Dies zu erkennen, bräuchte es eine Ethik, die wieder ein rationales, nüchternes Verhältnis zum Staat entwickelt. Einer Ethik, die allzu gern von Gesellschaft redet, den Grundauftrag robuster Staatlichkeit aber aus dem Blick verloren hat, fällt dies allerdings schwer. Wir brauchen einen durchsetzungsfähigen Staat, der seinen Kernaufgaben innerer und äußerer Sicherheit gerecht wird, die Einhaltung des Rechts garantiert und in sozialen Notsituationen verlässliche Hilfe sichert. Wir brauchen aber keinen Staat, der in immer mehr gesellschaftliche Teilbereiche vordringt, die Eltern-Kind-Beziehung unterläuft und die private Handlungsfreiheit durch wohlmeinenden Paternalismus ins Gegenteil verkehrt.

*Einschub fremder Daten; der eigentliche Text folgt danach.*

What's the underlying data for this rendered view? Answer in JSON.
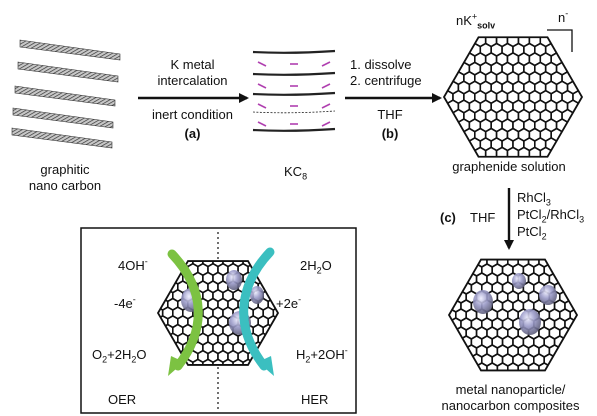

Zwischen beidem zu unterscheiden, braucht es in der Ethik nicht die richtige Haltung, sondern solides Methodenwissen, etwa ein klares Verständnis des Subsidiaritätsprinzips und die Kenntnis ethischer Vorzugsregeln. Eine solche Ethik muss sich versagen, bestimmte Themen, die gerade en vogue zu sein scheinen, absolut zu setzen. Und Ethik braucht ein gesundes Maß an Skepsis sich selbst gegenüber, damit sie nicht der Gefahr wohlmeinender Moralisierung erliegt: Die Ansprüche und Instrumente einer „moralischen Profession“ müssen immer wieder der ethischen Selbstkritik ausgesetzt und auf ihre Lebensdienlichkeit hin befragt werden. Nur dann wird eine normative Diszipliln erkennen, wo sich der eigene Fachdiskurs auf wissenschaftliche Moden und zeitgeistige Trends zu verengen droht. Ein übergriffiger Etatismus, der den Wert des Einzelnen verkennt und staatliche Schutzpflichten überdehnt, gehört aktuell hierzu.